4 Experimental section
IR spectra were performed on a Thermo Nicolet AVATAR 320 FT-IR apparatus as KBr pellets. MAS NMR spectra were taken on a Bruker DPX 300 operating at 121.5 MHz for 31P and 66.5 MHz for 113Cd. The reference used were H3PO4 30% for 31P and Cd(ClO4)2 1 M for 113Cd. Powder X-ray diffraction was performed on an X Pert Philips diffractometer. TGA were made on a Netzch 409 thermobalance. Cyclic voltammetry measurements were performed by means of a Radiometer Analytical PGZ 100 potentiostat in a three-electrode cell. A cavity microelectrode with a Pt working electrode, a platinum wire auxiliary electrode, and a saturated calomel reference electrode were used to record voltammograms. The electrolyte was KCl (1 M in water). The scan rate was 100 mV s–1. Elemental analyses were performed by the ‘Service central d'analyse’ of CNRS in Vernaison, France.

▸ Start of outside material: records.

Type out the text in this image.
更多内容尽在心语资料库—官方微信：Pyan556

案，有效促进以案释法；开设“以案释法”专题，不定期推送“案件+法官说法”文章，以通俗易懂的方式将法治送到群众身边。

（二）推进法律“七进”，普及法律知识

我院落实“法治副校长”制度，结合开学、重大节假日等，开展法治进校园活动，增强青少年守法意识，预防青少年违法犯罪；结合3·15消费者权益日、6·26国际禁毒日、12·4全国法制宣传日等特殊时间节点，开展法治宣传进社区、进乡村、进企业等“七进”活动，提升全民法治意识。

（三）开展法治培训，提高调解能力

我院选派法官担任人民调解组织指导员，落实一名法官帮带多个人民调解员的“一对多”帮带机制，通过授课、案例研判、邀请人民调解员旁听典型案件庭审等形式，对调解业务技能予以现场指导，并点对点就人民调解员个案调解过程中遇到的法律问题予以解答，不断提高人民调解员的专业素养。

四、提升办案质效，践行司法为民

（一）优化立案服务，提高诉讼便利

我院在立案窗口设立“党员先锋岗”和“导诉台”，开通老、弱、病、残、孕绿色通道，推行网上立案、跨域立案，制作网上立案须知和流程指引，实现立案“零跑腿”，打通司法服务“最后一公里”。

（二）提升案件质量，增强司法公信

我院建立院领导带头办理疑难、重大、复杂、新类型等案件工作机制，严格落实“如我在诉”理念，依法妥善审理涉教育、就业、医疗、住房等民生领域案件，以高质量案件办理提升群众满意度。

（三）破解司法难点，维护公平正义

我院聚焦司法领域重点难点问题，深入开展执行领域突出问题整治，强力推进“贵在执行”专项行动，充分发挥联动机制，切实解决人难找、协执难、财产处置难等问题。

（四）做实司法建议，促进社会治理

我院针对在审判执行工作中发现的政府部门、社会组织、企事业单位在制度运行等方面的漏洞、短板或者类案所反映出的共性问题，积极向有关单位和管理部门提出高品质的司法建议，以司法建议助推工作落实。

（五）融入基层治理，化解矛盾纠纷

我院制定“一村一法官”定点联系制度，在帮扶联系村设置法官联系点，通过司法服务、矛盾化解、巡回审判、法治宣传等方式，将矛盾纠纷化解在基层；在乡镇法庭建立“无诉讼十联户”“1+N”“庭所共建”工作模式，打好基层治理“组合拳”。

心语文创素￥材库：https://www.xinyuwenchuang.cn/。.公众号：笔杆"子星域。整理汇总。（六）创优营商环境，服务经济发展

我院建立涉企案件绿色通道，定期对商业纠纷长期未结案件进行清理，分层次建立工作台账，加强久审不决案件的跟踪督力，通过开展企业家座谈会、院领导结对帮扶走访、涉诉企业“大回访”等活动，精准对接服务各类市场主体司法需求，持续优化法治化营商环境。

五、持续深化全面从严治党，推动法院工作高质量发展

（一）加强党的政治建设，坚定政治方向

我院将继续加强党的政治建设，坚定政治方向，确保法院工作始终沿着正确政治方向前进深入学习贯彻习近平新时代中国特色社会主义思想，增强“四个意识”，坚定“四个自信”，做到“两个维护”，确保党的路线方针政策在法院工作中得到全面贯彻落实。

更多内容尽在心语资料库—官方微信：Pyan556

Ferrocenylphosphonic acid and zinc ferrocenylphosphonate Zn(HO3PFc)·2 H2O have been prepared as already reported [8,19].
4.1 Preparation of Cd(HO3PFc)2·3.5 H2O
Ferrocenylphosphonic acid (0.098 g, 0.36 mmol) was dissolved in 15 ml of water. The pH was adjusted to 3.7 by addition of NaOH 1 M. Cd(NO3)2·4 H2O (0.11 g, 0.36 mmol) was added to the solution without stirring. After 5 days at room temperature, the yellow precipitate was filtered, washed with methanol and ether, and dried under vacuum leading to 66 mg (0.09 mmol) of Cd(HO3PFc)2·3.5H2O (53% yield). 31P MAS NMR, 18.1 ppm; 113Cd MAS NMR, –18.2 ppm vs. Cd(ClO4)2 1 M. Anal. Calc. for CdP2Fe2C20H27O9.5: Cd, 15.93%; Fe, 15.83%; P, 8.78%; C, 34.02%; H 3.83%; found: Cd, 15.10%; Fe, 15.40%; P, 8.43%; C, 33.68%; H, 3.80%.

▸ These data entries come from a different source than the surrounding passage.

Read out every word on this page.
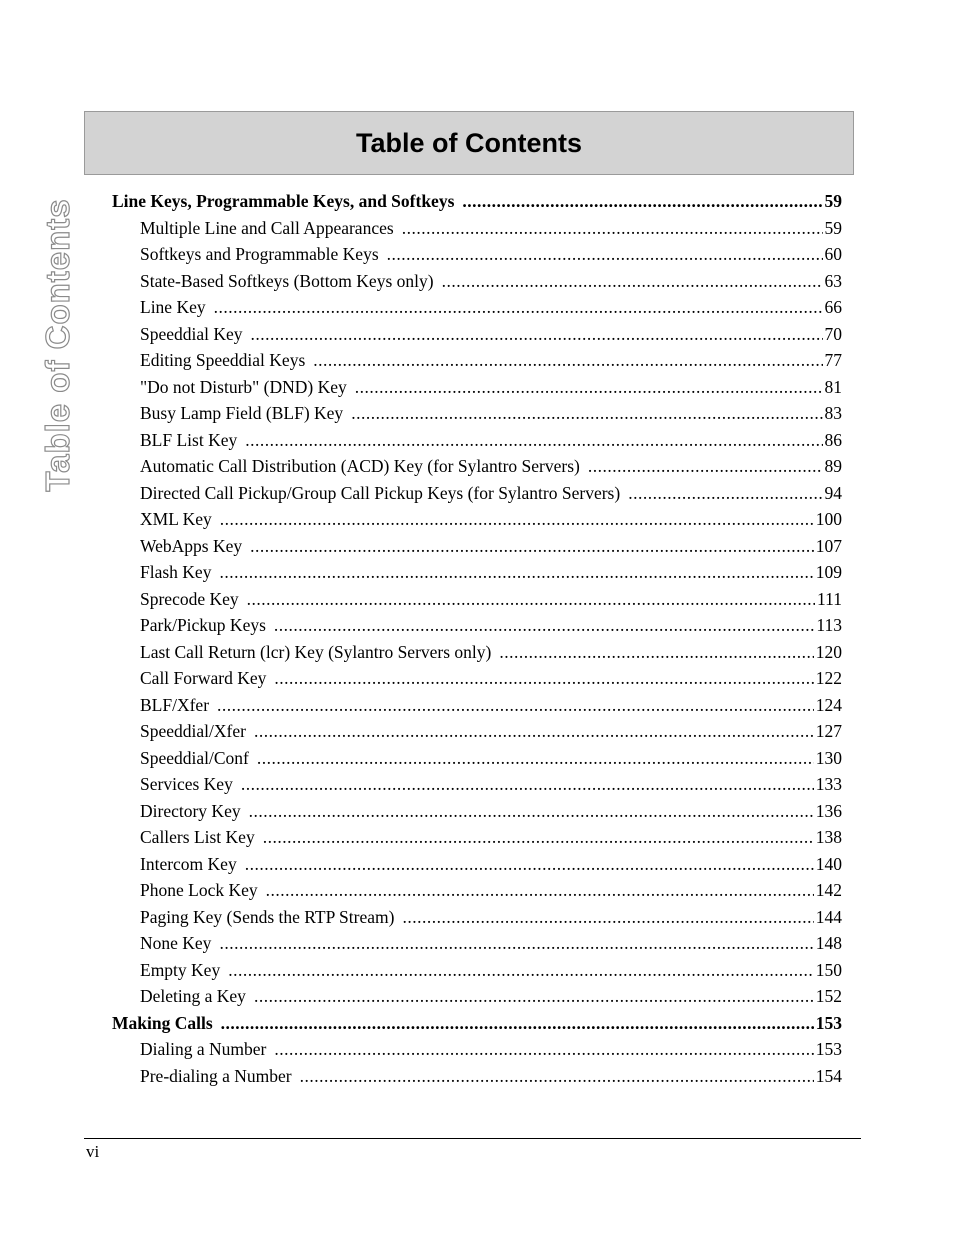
Table of Contents
Table of Contents
Line Keys, Programmable Keys, and Softkeys .....	59
Multiple Line and Call Appearances .....	59
Softkeys and Programmable Keys .....	60
State-Based Softkeys (Bottom Keys only) .....	63
Line Key .....	66
Speeddial Key .....	70
Editing Speeddial Keys .....	77
"Do not Disturb" (DND) Key .....	81
Busy Lamp Field (BLF) Key .....	83
BLF List Key .....	86
Automatic Call Distribution (ACD) Key (for Sylantro Servers) .....	89
Directed Call Pickup/Group Call Pickup Keys (for Sylantro Servers) .....	94
XML Key .....	100
WebApps Key .....	107
Flash Key .....	109
Sprecode Key .....	111
Park/Pickup Keys .....	113
Last Call Return (lcr) Key (Sylantro Servers only) .....	120
Call Forward Key .....	122
BLF/Xfer .....	124
Speeddial/Xfer .....	127
Speeddial/Conf .....	130
Services Key .....	133
Directory Key .....	136
Callers List Key .....	138
Intercom Key .....	140
Phone Lock Key .....	142
Paging Key (Sends the RTP Stream) .....	144
None Key .....	148
Empty Key .....	150
Deleting a Key .....	152
Making Calls .....	153
Dialing a Number .....	153
Pre-dialing a Number .....	154
vi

4.2 Preparation of Cd(O3PFc)·2 H2O
Ferrocenylphosphonic acid (0.1 g, 0.38 mmol) was dissolved in 28 ml of water. The pH was adjusted to 10.2 by addition of NaOH 1 M. Cd(NO3)2·4 H2O (0.12 g, 0.39 mmol) was added to the solution without stirring. After 5 days at room temperature, the yellow precipitate was filtered, washed with methanol and ether, and dried under vacuum leading to 120 mg (0.29 mmol) of Cd(O3PFc)·2H2O (77% yield). 31P MAS NMR, 23.4 ppm; 113Cd MAS NMR, 15.2 ppm vs. Cd(ClO4)2 1 M. Anal. Calc. for CdPFeC10H13O5: Cd, 27.26%; P, 7.44%; Fe, 13.24%; found: Cd, 26.61%; P, 7.52%; Fe, 13.50%.

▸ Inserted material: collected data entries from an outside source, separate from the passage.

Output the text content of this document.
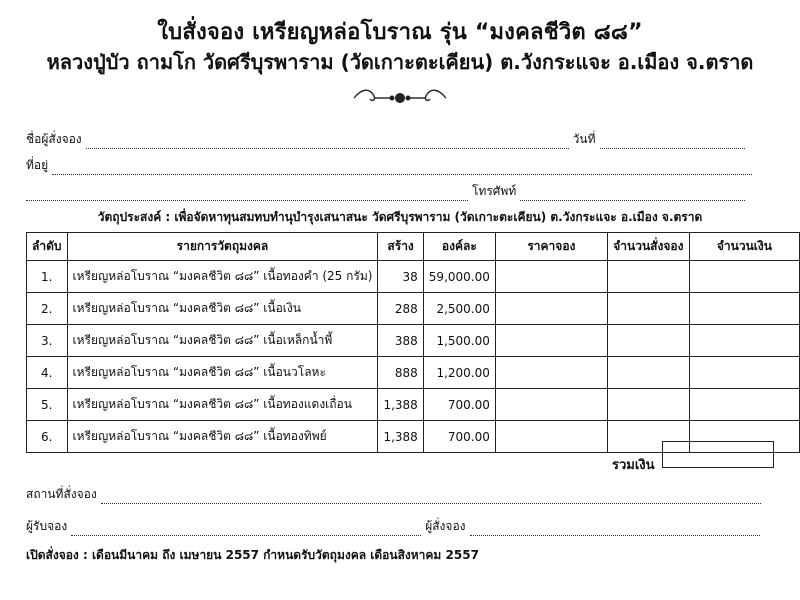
ใบสั่งจอง เหรียญหล่อโบราณ รุ่น “มงคลชีวิต ๘๘”
หลวงปู่บัว ถามโก วัดศรีบุรพาราม (วัดเกาะตะเคียน) ต.วังกระแจะ อ.เมือง จ.ตราด
ชื่อผู้สั่งจอง	วันที่
ที่อยู่
โทรศัพท์
วัตถุประสงค์ : เพื่อจัดหาทุนสมทบทำนุบำรุงเสนาสนะ วัดศรีบุรพาราม (วัดเกาะตะเคียน) ต.วังกระแจะ อ.เมือง จ.ตราด
ลำดับ	รายการวัตถุมงคล	สร้าง	องค์ละ	ราคาจอง	จำนวนสั่งจอง	จำนวนเงิน
1.	เหรียญหล่อโบราณ “มงคลชีวิต ๘๘” เนื้อทองคำ (25 กรัม)	38	59,000.00			
2.	เหรียญหล่อโบราณ “มงคลชีวิต ๘๘” เนื้อเงิน	288	2,500.00			
3.	เหรียญหล่อโบราณ “มงคลชีวิต ๘๘” เนื้อเหล็กน้ำพี้	388	1,500.00			
4.	เหรียญหล่อโบราณ “มงคลชีวิต ๘๘” เนื้อนวโลหะ	888	1,200.00			
5.	เหรียญหล่อโบราณ “มงคลชีวิต ๘๘” เนื้อทองแดงเถื่อน	1,388	700.00			
6.	เหรียญหล่อโบราณ “มงคลชีวิต ๘๘” เนื้อทองทิพย์	1,388	700.00			
รวมเงิน
สถานที่สั่งจอง
ผู้รับจอง	ผู้สั่งจอง
เปิดสั่งจอง : เดือนมีนาคม ถึง เมษายน 2557 กำหนดรับวัตถุมงคล เดือนสิงหาคม 2557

4.3 Preparation of Mn(HO3PFc)2·3 H2O
Ferrocenylphosphonic acid (0.15 g, 0.56 mmol) was dissolved in 35 ml of water. The pH was adjusted to 3.5 by addition of NaOH 1 M. Mn(NO3)2·4 H2O (0.08 g, 0.32 mmol) was added to the solution without stirring. After 5 days at room temperature, the yellow precipitate was filtered, washed with methanol and ether, and dried under vacuum leading to 95 mg (0.15 mmol) of Mn(HO3PFc)2·3H2O (53% yield). Anal. Calc. for MnP2Fe2C20H26O9: Mn, 8.60%; P, 9.71%; Fe, 17.49%; C, 37.58%; H, 4.07%; found: Mn, 8.46%; P, 9.58%; Fe, 17.62%; C, 38.56%; H, 3.60%.
4.4 Preparation of Mn(O3PFc)·2 H2O
Ferrocenylphosphonic acid (0.10 g, 0.38 mmol) was dissolved in 28 ml of water. The pH was adjusted to 11 by addition of NaOH 1 M. Mn(NO3)2·4 H2O (0.09 g, 0.36 mmol) was added to the solution without stirring. After 5 days at room temperature, the yellow precipitate was filtered, washed with methanol and ether, and dried under vacuum leading to 86 mg (0.24 mmol) of Mn(O3PFc)·2 H2O (67% yield). Anal. Calc. for MnPFeC10H13O5: Mn, 15.48%; P, 8.73%; Fe, 15.74%; C, 33.88%; H, 3.66%; found: Mn, 15.11%; P, 8.68%; Fe, 15.57%; C, 33.90%; H, 3.83%.